The press release waxes eloquently about the watch and the efforts that went into creating the perfect item-de-arte, saying, “In the manner of all Artya collections, the watchcase is considered as a challenging arena for excelling in decoration.” It goes on to say, “Entirely manufactured in the secrecy of the Guer Man workshops tucked away in Ticino, Manuel Zanetti has chiseled, engraved and hammered away to obtain masculine and grainy curves and patterns. With plenty of character, the case makes a firm statement by an impressive architectural array of bold, contrasting volumes that enhance its generous proportions to perfection.”
On the technical side, the watch has a self-winding mechanical movement; hour, minute, and second functions; a rotor polished with sodium bicarbonate; a 40-plus hour power reserve; non-reflective sapphire coating; is water resistant to 30-meters and comes with a two-year warranty.
Animal rights types will not be pleased that the band is made from Cane Toad skin, however, the herpetology folks will probably like that.

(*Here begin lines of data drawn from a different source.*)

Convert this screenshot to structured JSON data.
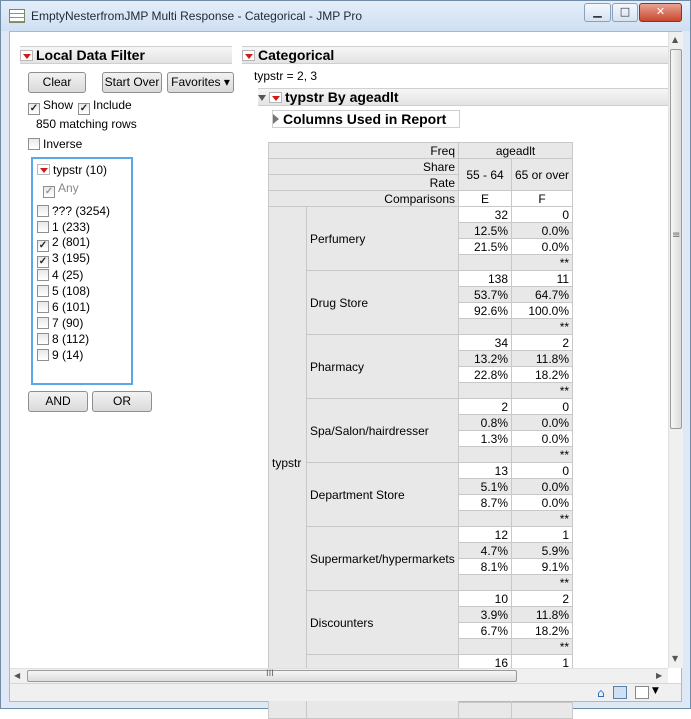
{
  "window": {
    "title": "EmptyNesterfromJMP Multi Response - Categorical - JMP Pro",
    "minimize": "▁",
    "maximize": "□",
    "close": "✕"
  },
  "filter": {
    "header": "Local Data Filter",
    "clear_label": "Clear",
    "start_over_label": "Start Over",
    "favorites_label": "Favorites ▾",
    "show_label": "Show",
    "include_label": "Include",
    "matching": "850 matching rows",
    "inverse_label": "Inverse",
    "var_label": "typstr (10)",
    "any_label": "Any",
    "levels": [
      {
        "label": "??? (3254)",
        "checked": false
      },
      {
        "label": "1 (233)",
        "checked": false
      },
      {
        "label": "2 (801)",
        "checked": true
      },
      {
        "label": "3 (195)",
        "checked": true
      },
      {
        "label": "4 (25)",
        "checked": false
      },
      {
        "label": "5 (108)",
        "checked": false
      },
      {
        "label": "6 (101)",
        "checked": false
      },
      {
        "label": "7 (90)",
        "checked": false
      },
      {
        "label": "8 (112)",
        "checked": false
      },
      {
        "label": "9 (14)",
        "checked": false
      }
    ],
    "and_label": "AND",
    "or_label": "OR"
  },
  "report": {
    "header": "Categorical",
    "where": "typstr = 2, 3",
    "sub_header": "typstr By ageadlt",
    "columns_used": "Columns Used in Report",
    "stat_labels": [
      "Freq",
      "Share",
      "Rate",
      "Comparisons"
    ],
    "group_var": "ageadlt",
    "col_headers": [
      "55 - 64",
      "65 or over"
    ],
    "col_letters": [
      "E",
      "F"
    ],
    "row_var": "typstr",
    "rows": [
      {
        "label": "Perfumery",
        "e": [
          "32",
          "12.5%",
          "21.5%",
          ""
        ],
        "f": [
          "0",
          "0.0%",
          "0.0%",
          "**"
        ]
      },
      {
        "label": "Drug Store",
        "e": [
          "138",
          "53.7%",
          "92.6%",
          ""
        ],
        "f": [
          "11",
          "64.7%",
          "100.0%",
          "**"
        ]
      },
      {
        "label": "Pharmacy",
        "e": [
          "34",
          "13.2%",
          "22.8%",
          ""
        ],
        "f": [
          "2",
          "11.8%",
          "18.2%",
          "**"
        ]
      },
      {
        "label": "Spa/Salon/hairdresser",
        "e": [
          "2",
          "0.8%",
          "1.3%",
          ""
        ],
        "f": [
          "0",
          "0.0%",
          "0.0%",
          "**"
        ]
      },
      {
        "label": "Department Store",
        "e": [
          "13",
          "5.1%",
          "8.7%",
          ""
        ],
        "f": [
          "0",
          "0.0%",
          "0.0%",
          "**"
        ]
      },
      {
        "label": "Supermarket/hypermarkets",
        "e": [
          "12",
          "4.7%",
          "8.1%",
          ""
        ],
        "f": [
          "1",
          "5.9%",
          "9.1%",
          "**"
        ]
      },
      {
        "label": "Discounters",
        "e": [
          "10",
          "3.9%",
          "6.7%",
          ""
        ],
        "f": [
          "2",
          "11.8%",
          "18.2%",
          "**"
        ]
      },
      {
        "label": "",
        "e": [
          "16",
          "",
          "",
          ""
        ],
        "f": [
          "1",
          "",
          "",
          ""
        ]
      }
    ]
  },
  "scroll": {
    "h_grip": "III",
    "v_grip": "≡"
  }
}
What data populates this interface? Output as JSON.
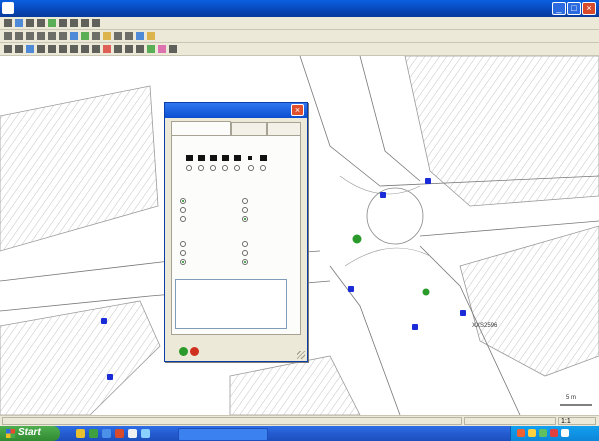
{
  "window": {
    "title": "",
    "minimize": "_",
    "maximize": "□",
    "close": "×"
  },
  "dialog": {
    "title": "",
    "close": "×",
    "tabs": [
      {
        "label": ""
      },
      {
        "label": ""
      },
      {
        "label": ""
      }
    ],
    "groups": [
      {
        "label": ""
      },
      {
        "label": ""
      },
      {
        "label": ""
      },
      {
        "label": ""
      },
      {
        "label": ""
      },
      {
        "label": ""
      }
    ],
    "options": [
      {
        "label": "",
        "checked": true
      },
      {
        "label": "",
        "checked": false
      },
      {
        "label": "",
        "checked": false
      },
      {
        "label": "",
        "checked": false
      },
      {
        "label": "",
        "checked": false
      },
      {
        "label": "",
        "checked": true
      },
      {
        "label": "",
        "checked": false
      },
      {
        "label": "",
        "checked": false
      },
      {
        "label": "",
        "checked": true
      },
      {
        "label": "",
        "checked": false
      },
      {
        "label": "",
        "checked": false
      },
      {
        "label": "",
        "checked": true
      }
    ],
    "link_text": "",
    "notes_value": ""
  },
  "map": {
    "labels": [
      "",
      "",
      "",
      "",
      "",
      "",
      "XXS2596",
      "",
      "",
      "",
      "5 m"
    ]
  },
  "status": {
    "left": "",
    "coords": "",
    "scale": "1:1"
  },
  "taskbar": {
    "start": "Start",
    "task": "",
    "clock": ""
  },
  "colors": {
    "marker": "#1a2bd8",
    "node_green": "#2a9a2a",
    "hatch": "#c8c8c8"
  }
}
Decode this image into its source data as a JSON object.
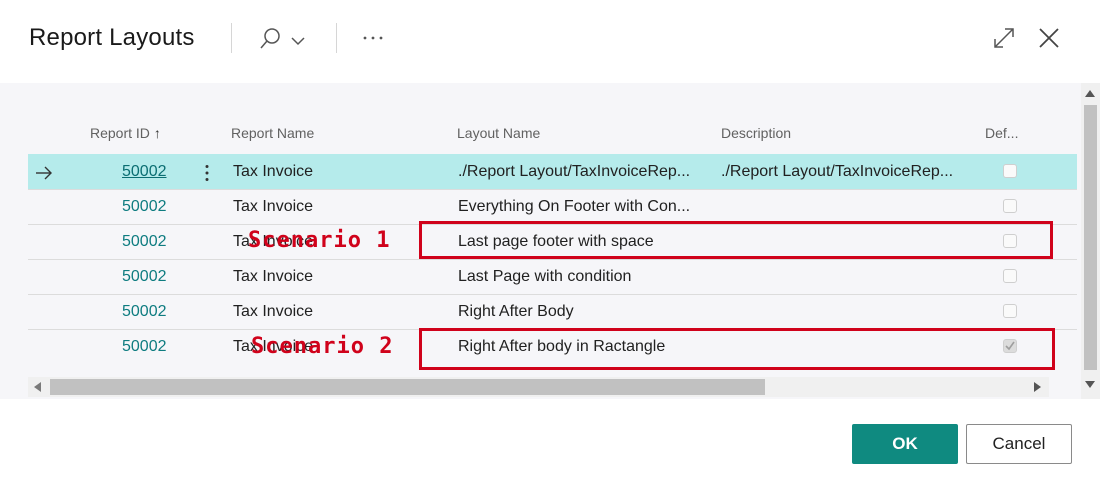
{
  "dialog": {
    "title": "Report Layouts",
    "search_icon": "search-icon",
    "more_icon": "ellipsis-icon",
    "expand_icon": "expand-icon",
    "close_icon": "close-icon"
  },
  "table": {
    "columns": {
      "report_id": "Report ID",
      "sort_indicator": "↑",
      "report_name": "Report Name",
      "layout_name": "Layout Name",
      "description": "Description",
      "default": "Def..."
    },
    "rows": [
      {
        "report_id": "50002",
        "report_name": "Tax Invoice",
        "layout_name": "./Report Layout/TaxInvoiceRep...",
        "description": "./Report Layout/TaxInvoiceRep...",
        "default": false,
        "selected": true
      },
      {
        "report_id": "50002",
        "report_name": "Tax Invoice",
        "layout_name": "Everything On Footer with Con...",
        "description": "",
        "default": false,
        "selected": false
      },
      {
        "report_id": "50002",
        "report_name": "Tax Invoice",
        "layout_name": "Last page footer with space",
        "description": "",
        "default": false,
        "selected": false
      },
      {
        "report_id": "50002",
        "report_name": "Tax Invoice",
        "layout_name": "Last Page with condition",
        "description": "",
        "default": false,
        "selected": false
      },
      {
        "report_id": "50002",
        "report_name": "Tax Invoice",
        "layout_name": "Right After Body",
        "description": "",
        "default": false,
        "selected": false
      },
      {
        "report_id": "50002",
        "report_name": "Tax Invoice",
        "layout_name": "Right After body in Ractangle",
        "description": "",
        "default": true,
        "selected": false
      }
    ]
  },
  "annotations": {
    "scenario1": "Scenario 1",
    "scenario2": "Scenario 2"
  },
  "footer": {
    "ok_label": "OK",
    "cancel_label": "Cancel"
  },
  "colors": {
    "accent": "#0f8a80",
    "selected_row": "#b5ebeb",
    "link": "#0e7c80",
    "annotation": "#d0021b"
  }
}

Continuing with its pregnant prose, the press release goes on to state, “True to Artya’s leading concept in which difference not conformity is the hallmark and uniqueness the abiding principle, the Coprolite is anchored at the juncture between Haute Horlogerie and contemporary art.”
As for the work of designer Yvan Arpa, the release says, “He brandishes these fossilized feces in his pioneering style, raising this paleontological curiosity to the status of a work of art.”
Jeez, someone needs to get one for the New York Museum of Natural History. Or, maybe the Museum of Modern Art. Which would be best here?
Anyway, the next time you’re on your hands and knees in the dust or mud of a site, “liberating” a piece of corprolite from its 150-million-year-old or so encasing rock, you too can contemplate how “it has taken millions of years for this organic substance to embrace its present warm and matchless tints.” Or not. Whatever works for you.
Oh, and the suggested retail price (SRP) for this work of wonder? It’s reported to be $11,290. Now that’s some expensive shit.